The truth is that the Marinchu, was built between 1927 and 28 and had a cost of 80,000 pesetas of the time. When the construction was finished and without launching it, it embarked on the Cape Roche of the Ybarra company bound for Bilbao, where after its launch it was used for the summer navigations of its owner. In those years Echevarrieta had acquired a 50-meter schooner, which he baptized with the name of Maria del Carmen Ana, the old Kaiser’s ship called Meteor IV, with which Horacio Echevarrieta won the first edition of the Plymouth – Santander regatta held in 1929 .

The “Marinchu” had technical advances very rare in sports boats of the same type at that time. How to have an auxiliary engine, habitable interiors, radio communication equipment with the coast, etc.

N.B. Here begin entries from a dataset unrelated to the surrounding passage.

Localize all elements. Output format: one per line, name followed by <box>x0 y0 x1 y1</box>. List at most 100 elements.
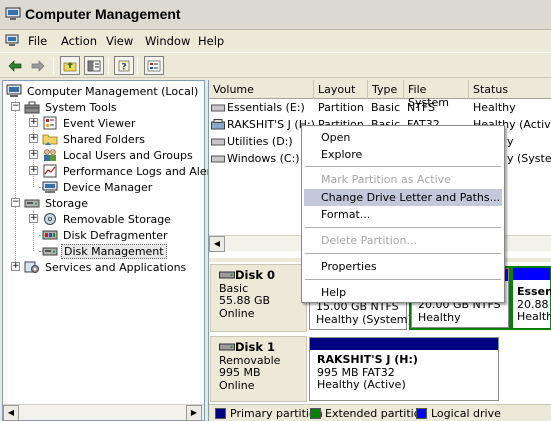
forward-arrow-icon <box>31 59 45 72</box>
tree-item-event-viewer[interactable]: Event Viewer <box>42 115 137 131</box>
primary-partition-swatch <box>215 408 226 419</box>
tree-item-computer-management[interactable]: Computer Management (Local) <box>6 83 200 99</box>
tree-item-system-tools[interactable]: System Tools <box>24 99 119 115</box>
menu-action[interactable]: Action <box>61 34 97 48</box>
removable-storage-icon <box>44 213 56 225</box>
expand-services-toggle[interactable]: + <box>11 262 20 271</box>
volume-icon <box>211 104 225 112</box>
volume-icon <box>211 138 225 146</box>
volume-name: Utilities (D:) <box>227 135 293 148</box>
tree-item-device-manager[interactable]: Device Manager <box>42 179 154 195</box>
partition-rakshits-j[interactable]: RAKSHIT'S J (H:) 995 MB FAT32 Healthy (A… <box>309 337 499 401</box>
tree-item-disk-management[interactable]: Disk Management <box>42 243 167 259</box>
svg-text:?: ? <box>121 62 126 72</box>
disk-icon <box>219 271 235 279</box>
event-viewer-icon <box>43 116 57 130</box>
volume-file-system: NTFS <box>407 101 436 114</box>
disk-defragmenter-icon <box>42 230 58 240</box>
partition-status: Healthy <box>517 310 551 323</box>
properties-button[interactable] <box>144 56 164 75</box>
menu-window[interactable]: Window <box>145 34 190 48</box>
disk-name: Disk 0 <box>235 268 275 282</box>
menu-item-open[interactable]: Open <box>304 129 502 146</box>
logical-drive-swatch <box>416 408 427 419</box>
column-header-type[interactable]: Type <box>368 80 404 99</box>
disk-management-icon <box>42 247 58 256</box>
menu-separator <box>305 253 501 254</box>
menu-item-mark-partition-active[interactable]: Mark Partition as Active <box>304 171 502 188</box>
back-arrow-icon <box>8 59 22 72</box>
window-control-icon[interactable] <box>5 34 19 47</box>
tree-item-storage[interactable]: Storage <box>24 195 90 211</box>
menu-help[interactable]: Help <box>198 34 224 48</box>
collapse-system-tools-toggle[interactable]: − <box>11 102 20 111</box>
tree-item-shared-folders[interactable]: Shared Folders <box>42 131 147 147</box>
column-header-file-system[interactable]: File System <box>404 80 469 109</box>
computer-management-icon <box>5 7 21 20</box>
disk-icon <box>219 343 235 351</box>
partition-essentials[interactable]: Essent 20.88 G Healthy <box>511 266 551 330</box>
menu-item-format[interactable]: Format... <box>304 206 502 223</box>
help-button[interactable]: ? <box>114 56 134 75</box>
removable-volume-icon <box>211 119 225 130</box>
expand-local-users-toggle[interactable]: + <box>29 150 38 159</box>
tree-item-disk-defragmenter[interactable]: Disk Defragmenter <box>42 227 170 243</box>
expand-removable-storage-toggle[interactable]: + <box>29 214 38 223</box>
volume-list-header: Volume Layout Type File System Status <box>209 80 551 109</box>
tools-icon <box>24 101 40 114</box>
back-button[interactable] <box>5 56 25 75</box>
tree-item-label: Computer Management (Local) <box>27 84 199 98</box>
volume-type: Basic <box>371 101 401 114</box>
performance-logs-icon <box>43 164 57 178</box>
tree-item-services-and-applications[interactable]: Services and Applications <box>24 259 188 275</box>
tree-item-label: Event Viewer <box>63 116 136 130</box>
scroll-left-arrow[interactable]: ◀ <box>209 236 225 252</box>
forward-button[interactable] <box>28 56 48 75</box>
toolbar-separator <box>108 57 109 74</box>
menu-file[interactable]: File <box>28 34 47 48</box>
expand-event-viewer-toggle[interactable]: + <box>29 118 38 127</box>
storage-icon <box>24 199 40 208</box>
menu-view[interactable]: View <box>106 34 133 48</box>
console-tree[interactable]: Computer Management (Local) − System Too… <box>2 80 221 421</box>
tree-line <box>15 99 16 266</box>
window-title: Computer Management <box>25 6 181 22</box>
volume-layout: Partition <box>318 101 364 114</box>
menu-separator <box>305 166 501 167</box>
volume-row[interactable]: Essentials (E:) Partition Basic NTFS Hea… <box>209 100 551 117</box>
disk-state: Online <box>219 306 255 320</box>
show-hide-tree-icon <box>87 60 101 71</box>
column-header-status[interactable]: Status <box>469 80 551 99</box>
tree-item-performance-logs-and-alerts[interactable]: Performance Logs and Alerts <box>42 163 223 179</box>
column-header-volume[interactable]: Volume <box>209 80 314 99</box>
scroll-left-arrow[interactable]: ◀ <box>3 405 19 421</box>
toolbar-separator <box>137 57 138 74</box>
column-header-layout[interactable]: Layout <box>314 80 368 99</box>
tree-item-label: Disk Management <box>61 243 167 259</box>
tree-item-label: Shared Folders <box>63 132 145 146</box>
disk-1-label[interactable]: Disk 1 Removable 995 MB Online <box>210 336 307 402</box>
expand-performance-logs-toggle[interactable]: + <box>29 166 38 175</box>
menu-item-properties[interactable]: Properties <box>304 258 502 275</box>
tree-horizontal-scrollbar[interactable]: ◀ ▶ <box>3 404 204 421</box>
disk-size: 55.88 GB <box>219 294 271 307</box>
up-one-level-button[interactable] <box>60 56 80 75</box>
show-hide-tree-button[interactable] <box>84 56 104 75</box>
menu-item-change-drive-letter[interactable]: Change Drive Letter and Paths... <box>304 189 502 206</box>
context-menu: Open Explore Mark Partition as Active Ch… <box>301 125 505 303</box>
disk-0-label[interactable]: Disk 0 Basic 55.88 GB Online <box>210 264 307 332</box>
partition-status: Healthy <box>418 310 461 324</box>
menu-item-delete-partition[interactable]: Delete Partition... <box>304 232 502 249</box>
collapse-storage-toggle[interactable]: − <box>11 198 20 207</box>
extended-partition-swatch <box>310 408 321 419</box>
tree-item-local-users-and-groups[interactable]: Local Users and Groups <box>42 147 195 163</box>
menu-item-explore[interactable]: Explore <box>304 146 502 163</box>
partition-title: RAKSHIT'S J (H:) <box>317 353 418 366</box>
volume-status: y <box>507 135 514 148</box>
menu-item-help[interactable]: Help <box>304 284 502 301</box>
tree-item-removable-storage[interactable]: Removable Storage <box>42 211 173 227</box>
expand-shared-folders-toggle[interactable]: + <box>29 134 38 143</box>
tree-item-label: Performance Logs and Alerts <box>63 164 222 178</box>
menu-separator <box>305 227 501 228</box>
scroll-right-arrow[interactable]: ▶ <box>186 405 202 421</box>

In 1924, Horacio Echevarrieta, overwhelmed by debts, sold the Marinchu to two partners, the Norwegian Olle Loevick and the Spanish Enrique Hortet, who transferred the ship to Barcelona and renamed it “Gipsy”. -the legend begins-. In 1936 the Spanish civil war broke out and General Mola created an espionage service called SIFNE, from which prominent figures from the oligarchy, as well as from Catalan literature, science and letters formed. Among them the owners of the Gipsy, who made the ship available to the newly created intelligence and espionage service. They invent a fictitious sale to an English citizen and flag the Gipsy with the “Union Jack”, and the Gipsy goes to war propelled well under sail and by the auxiliary engine and with the radio set installed on board working perfectly. . Under its “disguise” as a sailboat, it processes the merchant traffic that sailed in the area between Marseille, Genoa and Cape La Nao with the SIFNE.

The Gipsy sails under the command of its owners and also an expert sailor of the time, such as Pedro Riviere, who in addition to being a sailor is head of the SIFNE station in Marseille, Manuel Arquer and Miguel Sans, all of them members of the RCN of Barcelona, During this “spy ship” period, the Gipsy was machine-gunned on several occasions and until the restoration of 1969 the ship kept shrapnel from those shots on its hull and rigging.

After the fight, the Gipsy returned to its mooring in the docks of the RCN in Barcelona again under the Spanish flag. After a few years of use and enjoyment by the Hortet family, it was sold to Jose Maria Segarra, who in 1951 sold it for 500,000 pesetas to Jose Luis Rubio (known as Camisón) and Estanislao Sevil, who established the base of the Gipsy in Tarragona. In the years that the Gipsy was in “Tarraco” one of its regular crew members was the then lieutenant of the ship Marcial Sanchez Barcaiztegui, a great promoter together with Eduardo Velarde from Cádiz of the Naval Regatta Commissions of the navy, an entity that arrived more afternoon to direct from Mallorca.

The Rubio and Vilar Rubio families use it as a cruise ship. In the 70s, classic sailing regattas began to be held given the enormous thrust presented by the fleet, both in the north, the RCM Gitana Trophy and RSC of Bilbao, and in the Mediterranean where Jose Ramón Bono created the Conde de Barcelona Trophy regatta. The Gipsy, which had received a good rejuvenation treatment in 1969, triumphs in its class in the first edition of the nautical sports event that brings together the elite of classic Spanish sailing in Palma. He also does it in the first Puig Vela Clásica regatta and in the 2017 Mare Nostrum trophy and was second in the Copa del Rey de Clásicos de Mahón. And a few days ago in this year’s edition of the Club de Mar Trophy, he was again second in his class Época Cangreja.

In 2017 the Gipsy turned 90 years old and was honored as it touches, and that in 2027 it will celebrate its centenary, a fact that very few boats can boast and register in their logbook.

At present, the Gipsy is still in the hands of the Rubio family, and sails under the tutelage of the Fundación Vela Clásica de España, of which we say is its “flagship”, with the fireproof and beloved Petete Rubio at the head of this precise Colín Archer, who has many more miles of sailing ahead of him, hopefully almost always with good winds.